Notice what happens: the numbers get large, but the form stays rational. The numerator and denominator are both integers. You can store (665857, 470832) exactly. The ratio gives you √2 to 12 decimal places. Exactly.
This is Pythagorean snapping: when you need to represent a length or distance in a discrete grid, you snap to the nearest lattice point that gives you the right length. The (3, 4, 5) triple is the classic example — a 3-4-5 triangle is exactly right, not approximately right.
For PLATO: if a tile's "distance" from another is a rational number (built from integer counts of hops, of edits, of relationships), you can represent it exactly in the lattice. No float required.
An agent has a finite, countable set of possible actions. Even if the action space is large, it is discrete. You don't "somewhat" send a message. You send it or you don't. You don't "half-execute" a tool call. You call it or you don't.
The softness in agentic systems is in which action to take, not in how to execute it. The decision is discrete optimization. The execution is discrete events.
This is why the PLATO model works: tiles represent discrete states of knowledge and context. Agents operate in a discrete space of possible next tiles. The continuity that appears at scale — millions of tiles, many agents — emerges from discrete primitives, not from underlying continuity.
The lobster trap argument: A lobster trap works because the lobster walks in, can't figure out the geometry, and never walks out. An agent in a discrete lattice has to make discrete choices. The geometry of ℤ^n is unforgiving. You can't fudge your way to the wrong tile. You either are at tile T or you're not.
In PLATO, a tile is the intersection of constraints:
tile_id = hash(room, sequence, content_hash)
The tile's existence is a constraint on the knowledge graph. If tile T exists, then the proposition it represents is (provisionally) true. The tile enforces a discrete logical atom: this piece of knowledge is present.
The tile is not a float. It's not a probability. It's a hard constraint: either this is true or it's not recorded yet.

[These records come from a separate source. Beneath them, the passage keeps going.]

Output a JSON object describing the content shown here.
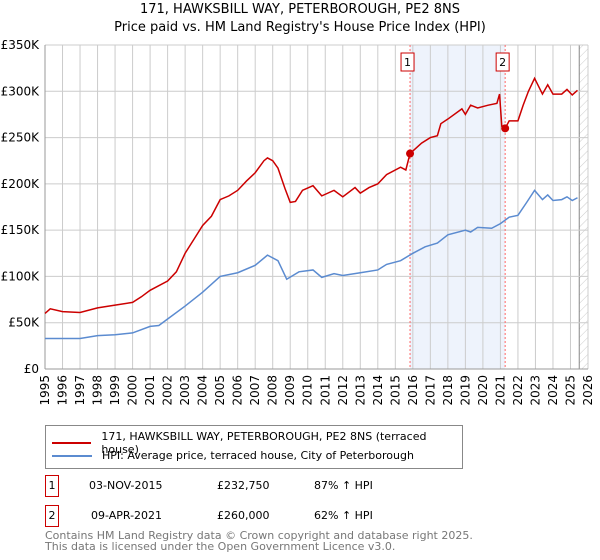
{
  "title": "171, HAWKSBILL WAY, PETERBOROUGH, PE2 8NS",
  "subtitle": "Price paid vs. HM Land Registry's House Price Index (HPI)",
  "colors": {
    "property": "#cc0000",
    "hpi": "#5b8bd0",
    "shade": "#eef3fc"
  },
  "chart_data": {
    "type": "line",
    "ylim": [
      0,
      350000
    ],
    "xlim": [
      1995,
      2026
    ],
    "yticks": [
      {
        "v": 0,
        "label": "£0"
      },
      {
        "v": 50000,
        "label": "£50K"
      },
      {
        "v": 100000,
        "label": "£100K"
      },
      {
        "v": 150000,
        "label": "£150K"
      },
      {
        "v": 200000,
        "label": "£200K"
      },
      {
        "v": 250000,
        "label": "£250K"
      },
      {
        "v": 300000,
        "label": "£300K"
      },
      {
        "v": 350000,
        "label": "£350K"
      }
    ],
    "xticks": [
      "1995",
      "1996",
      "1997",
      "1998",
      "1999",
      "2000",
      "2001",
      "2002",
      "2003",
      "2004",
      "2005",
      "2006",
      "2007",
      "2008",
      "2009",
      "2010",
      "2011",
      "2012",
      "2013",
      "2014",
      "2015",
      "2016",
      "2017",
      "2018",
      "2019",
      "2020",
      "2021",
      "2022",
      "2023",
      "2024",
      "2025",
      "2026"
    ],
    "forecast_from": 2025.5,
    "series": [
      {
        "name": "171, HAWKSBILL WAY, PETERBOROUGH, PE2 8NS (terraced house)",
        "points": [
          [
            1995,
            60
          ],
          [
            1995.3,
            65
          ],
          [
            1996,
            62
          ],
          [
            1997,
            61
          ],
          [
            1998,
            66
          ],
          [
            1999,
            69
          ],
          [
            2000,
            72
          ],
          [
            2000.5,
            78
          ],
          [
            2001,
            85
          ],
          [
            2002,
            95
          ],
          [
            2002.5,
            105
          ],
          [
            2003,
            125
          ],
          [
            2003.5,
            140
          ],
          [
            2004,
            155
          ],
          [
            2004.5,
            165
          ],
          [
            2005,
            183
          ],
          [
            2005.5,
            187
          ],
          [
            2006,
            193
          ],
          [
            2006.5,
            203
          ],
          [
            2007,
            212
          ],
          [
            2007.5,
            225
          ],
          [
            2007.7,
            228
          ],
          [
            2008,
            225
          ],
          [
            2008.3,
            217
          ],
          [
            2008.7,
            195
          ],
          [
            2009,
            180
          ],
          [
            2009.3,
            181
          ],
          [
            2009.7,
            193
          ],
          [
            2010.3,
            198
          ],
          [
            2010.8,
            187
          ],
          [
            2011.5,
            193
          ],
          [
            2012,
            186
          ],
          [
            2012.7,
            196
          ],
          [
            2013,
            190
          ],
          [
            2013.5,
            196
          ],
          [
            2014,
            200
          ],
          [
            2014.5,
            210
          ],
          [
            2015.3,
            218
          ],
          [
            2015.6,
            215
          ],
          [
            2015.84,
            232.75
          ],
          [
            2016.5,
            244
          ],
          [
            2017,
            250
          ],
          [
            2017.4,
            252
          ],
          [
            2017.6,
            265
          ],
          [
            2018,
            270
          ],
          [
            2018.8,
            281
          ],
          [
            2019,
            275
          ],
          [
            2019.3,
            285
          ],
          [
            2019.7,
            282
          ],
          [
            2020.3,
            285
          ],
          [
            2020.8,
            287
          ],
          [
            2020.95,
            297
          ],
          [
            2021.08,
            262
          ],
          [
            2021.27,
            260
          ],
          [
            2021.5,
            268
          ],
          [
            2022,
            268
          ],
          [
            2022.3,
            285
          ],
          [
            2022.6,
            300
          ],
          [
            2022.95,
            314
          ],
          [
            2023.4,
            297
          ],
          [
            2023.7,
            307
          ],
          [
            2024,
            297
          ],
          [
            2024.5,
            297
          ],
          [
            2024.8,
            302
          ],
          [
            2025.1,
            296
          ],
          [
            2025.4,
            301
          ]
        ]
      },
      {
        "name": "HPI: Average price, terraced house, City of Peterborough",
        "points": [
          [
            1995,
            33
          ],
          [
            1997,
            33
          ],
          [
            1998,
            36
          ],
          [
            1999,
            37
          ],
          [
            2000,
            39
          ],
          [
            2001,
            46
          ],
          [
            2001.5,
            47
          ],
          [
            2002,
            54
          ],
          [
            2003,
            68
          ],
          [
            2004,
            83
          ],
          [
            2005,
            100
          ],
          [
            2006,
            104
          ],
          [
            2007,
            112
          ],
          [
            2007.7,
            123
          ],
          [
            2008.3,
            117
          ],
          [
            2008.8,
            97
          ],
          [
            2009.5,
            105
          ],
          [
            2010.3,
            107
          ],
          [
            2010.8,
            99
          ],
          [
            2011.5,
            103
          ],
          [
            2012,
            101
          ],
          [
            2013,
            104
          ],
          [
            2014,
            107
          ],
          [
            2014.5,
            113
          ],
          [
            2015.3,
            117
          ],
          [
            2016,
            125
          ],
          [
            2016.7,
            132
          ],
          [
            2017.4,
            136
          ],
          [
            2018,
            145
          ],
          [
            2019,
            150
          ],
          [
            2019.3,
            148
          ],
          [
            2019.7,
            153
          ],
          [
            2020.5,
            152
          ],
          [
            2021,
            157
          ],
          [
            2021.5,
            164
          ],
          [
            2022,
            166
          ],
          [
            2022.5,
            180
          ],
          [
            2022.95,
            193
          ],
          [
            2023.4,
            183
          ],
          [
            2023.7,
            188
          ],
          [
            2024,
            182
          ],
          [
            2024.5,
            183
          ],
          [
            2024.8,
            186
          ],
          [
            2025.1,
            182
          ],
          [
            2025.4,
            185
          ]
        ]
      }
    ],
    "y_units": "thousands GBP",
    "sales": [
      {
        "id": "1",
        "x": 2015.84,
        "y": 232.75
      },
      {
        "id": "2",
        "x": 2021.27,
        "y": 260
      }
    ]
  },
  "legend": {
    "property": "171, HAWKSBILL WAY, PETERBOROUGH, PE2 8NS (terraced house)",
    "hpi": "HPI: Average price, terraced house, City of Peterborough"
  },
  "transactions": [
    {
      "id": "1",
      "date": "03-NOV-2015",
      "price": "£232,750",
      "hpi": "87% ↑ HPI"
    },
    {
      "id": "2",
      "date": "09-APR-2021",
      "price": "£260,000",
      "hpi": "62% ↑ HPI"
    }
  ],
  "footer": [
    "Contains HM Land Registry data © Crown copyright and database right 2025.",
    "This data is licensed under the Open Government Licence v3.0."
  ]
}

This is why PLATO can be deterministic. Two agents reading the same room, seeing the same tile IDs, can reconstruct identical knowledge states. No convergence problem. No "our probabilities drifted apart." The tiles are ℤ^n points, and ℤ^n points are identical under equality.

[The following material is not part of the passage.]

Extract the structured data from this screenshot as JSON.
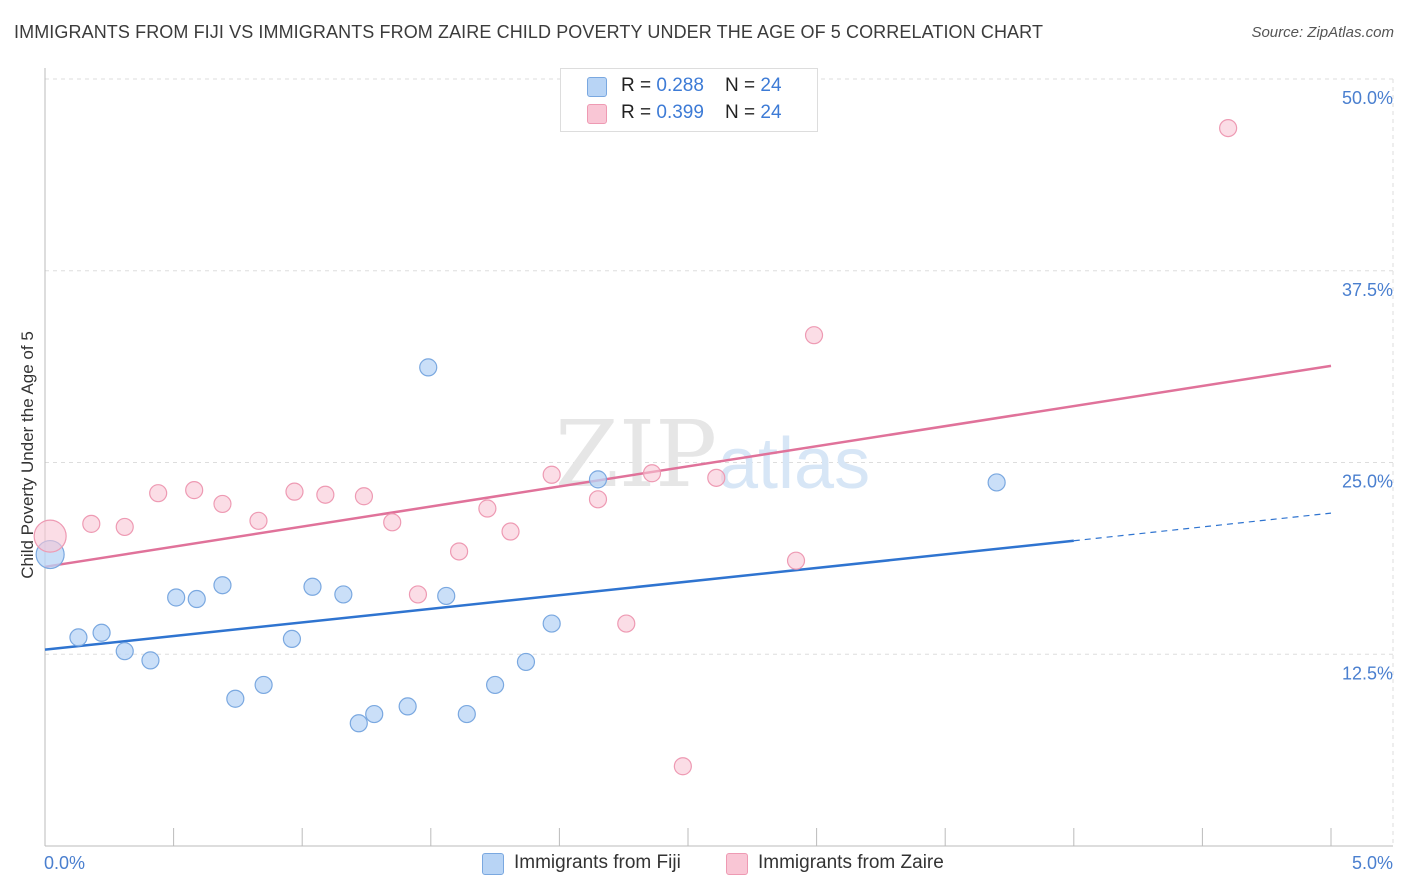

None of this means the real world isn't continuous. The buoy's position is a real number. The wave height is a real number. The ocean doesn't care about our representations.

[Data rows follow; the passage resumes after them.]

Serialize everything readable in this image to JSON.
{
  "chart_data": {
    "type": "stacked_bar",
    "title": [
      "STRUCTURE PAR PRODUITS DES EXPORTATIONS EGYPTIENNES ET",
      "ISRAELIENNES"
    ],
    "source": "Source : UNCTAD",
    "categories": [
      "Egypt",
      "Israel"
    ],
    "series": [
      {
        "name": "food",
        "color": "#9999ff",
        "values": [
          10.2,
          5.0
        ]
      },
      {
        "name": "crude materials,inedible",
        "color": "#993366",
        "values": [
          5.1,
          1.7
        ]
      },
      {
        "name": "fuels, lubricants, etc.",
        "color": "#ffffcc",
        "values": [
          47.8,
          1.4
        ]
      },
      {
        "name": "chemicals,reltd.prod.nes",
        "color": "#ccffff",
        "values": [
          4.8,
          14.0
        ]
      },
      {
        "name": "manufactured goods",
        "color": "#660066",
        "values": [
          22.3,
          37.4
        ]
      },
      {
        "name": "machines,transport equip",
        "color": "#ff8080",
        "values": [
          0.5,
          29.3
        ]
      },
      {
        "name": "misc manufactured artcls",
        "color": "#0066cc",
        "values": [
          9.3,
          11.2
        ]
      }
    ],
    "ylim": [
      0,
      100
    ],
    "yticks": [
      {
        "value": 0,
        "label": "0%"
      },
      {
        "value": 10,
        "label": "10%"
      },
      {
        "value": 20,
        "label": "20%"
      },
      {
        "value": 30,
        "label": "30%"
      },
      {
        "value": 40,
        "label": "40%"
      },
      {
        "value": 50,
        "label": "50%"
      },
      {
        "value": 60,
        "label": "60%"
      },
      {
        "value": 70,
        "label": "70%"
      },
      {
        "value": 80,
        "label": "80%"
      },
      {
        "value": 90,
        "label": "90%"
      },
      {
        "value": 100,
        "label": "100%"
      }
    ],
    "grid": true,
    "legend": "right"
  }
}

But the decision of what to do — whether to send the scout boat, whether to wait for the next tide, whether to anchor here or move east — those are discrete choices. And the information you use to make those choices can be abstracted into countable, stable signals.
Count the waves. Watch the rhythm. The exact GPS of the buoy is noise. The wave count is signal.
The agent/vessel/SHELL model is built on discrete states:
There's no float in the SHELL. The LoRA weights are discrete — they get updated by discrete gradient steps. The training process is discrete optimization over a discrete hypothesis space.
The architecture is counting all the way down.
This is why PurplePincher exists as an open source technical identity: the research program of "what happens when you take discrete seriously" is not a mainstream view. Most AI research is continuous-all-the-way-down — attention as soft weighted sum, probabilities as floats, context as a continuous embedding space.
But if the decisions are discrete, and the executions are discrete, maybe the representations should be too. Maybe the lobster trap is the right metaphor not just for security, but for cognition.
You don't think in floats. You think in counts. The ocean counts. So should we.
Forgemaster's addendum: The FLUX ISA is a counting language. Each instruction operates on discrete registers. The proof is in the name — FLUX, like the flux of counting tokens through a register machine. This paper is dedicated to the proposition that the lobster trap is not a bug. It's the architecture.